Willy Désir, qui se montrait "insistant" pour rencontrer "rapidement" ces femmes se décrivant "comme naïves ou timides", ne semblait pas supporter "qu'on lui dise non".

L'accusé "avançait masqué, il dissimulait ses intentions purement sexuelles en se présentant comme seul et à la recherche d'une relation sérieuse", avait ajouté le représentant de l'accusation.

Une première jeune femme, rencontrée sur "Adopte un mec", avait porté plainte pour viol en juillet 2013. Suivie par une deuxième, trois mois plus tard. Les enquêteurs avaient identifié, au total, onze femmes relatant des faits comparables survenus cette année-là.

Elles "ne se connaissaient pas", "des convergences dans leurs récits donnent du poids à leurs accusations", avait souligné l'avocat général.

Seules quatre victimes déclarées se sont constituées partie civile. Six n'ont pas souhaité se présenter devant la cour.

- Pas de procès en "naïveté" -

"Adopte un mec" ? Pour l'une, c'était "un délire avec une cousine", une autre espérait y rencontrer "du sérieux"... Pressées de questions, ces jeunes femmes avaient évoqué, à la barre, leur "naïveté" et leur "honte" d'avoir été violées.

Mais leurs avocates avaient mis la cour en garde: pas question de faire leur procès en imprudence.

"Parce qu'elles seraient inscrites sur un site de rencontres, ça donnerait tous les droits à celui qu'elles rencontreraient ?", avait ainsi plaidé Me Isabelle Davroult, avocate d'une jeune femme blonde de 29 ans.

"J'ai l'impression qu'on lui reproche un crime de naïveté, mais ce n'est pas elle qu'on juge".

"Adopte un mec" publie des "règles de prudence" à destination de ses utilisateurs, qui peuvent signaler tout profil "suspect" ou "inapproprié".

Bouc et cheveux ras, Willy Désir, déjà condamné pour divers délits, n'a eu de cesse d'affirmer que ces femmes consentaient à ces relations sexuelles sans affect et sans préservatif. Il s'était défendu, froidement, d'être violent ou méprisant envers les femmes: "Ce sont des êtres humains".

Vendredi matin, la défense de cet homme un temps militaire en Martinique, puis manutentionnaire ou vendeur en région parisienne, avait évoqué son enfance difficile, entre père inconnu et abandon maternel, avant de questionner méthodiquement la cour: y avait-il ou non consentement ?

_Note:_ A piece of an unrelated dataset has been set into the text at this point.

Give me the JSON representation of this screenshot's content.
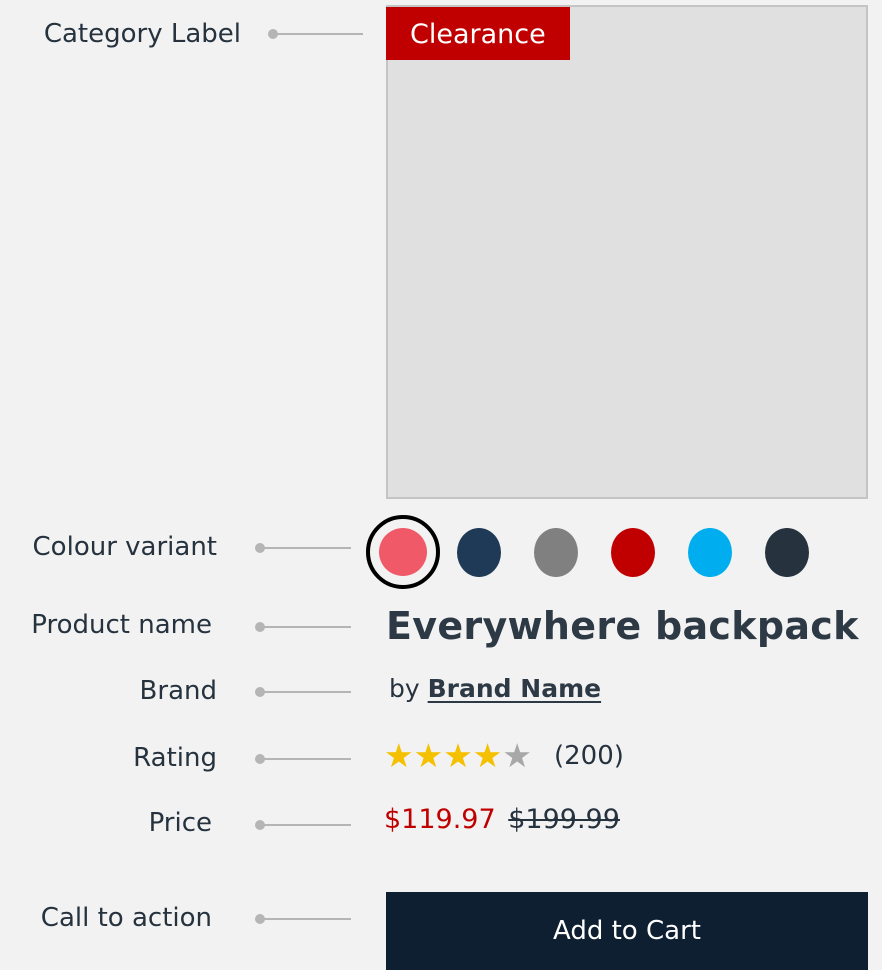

"Tu reviens quand?", lui avait ainsi demandé une femme. Une autre "s'était déplacée chez lui à 22H00 alors qu'elle l'avait rencontré quatre heures plus tôt, on en est à se demander quelle est l'intention des unes et des autres quand elles vont le rencontrer", avait lâché son avocat, Me Fabien Arakelian, en plaidant l'acquittement. "Elles sont fragiles et forcément, la parole l'est tout autant".

"J'ai jamais forcé une personne à avoir une relation sexuelle avec moi", avait répété Willy Désir avant la clôture des débats.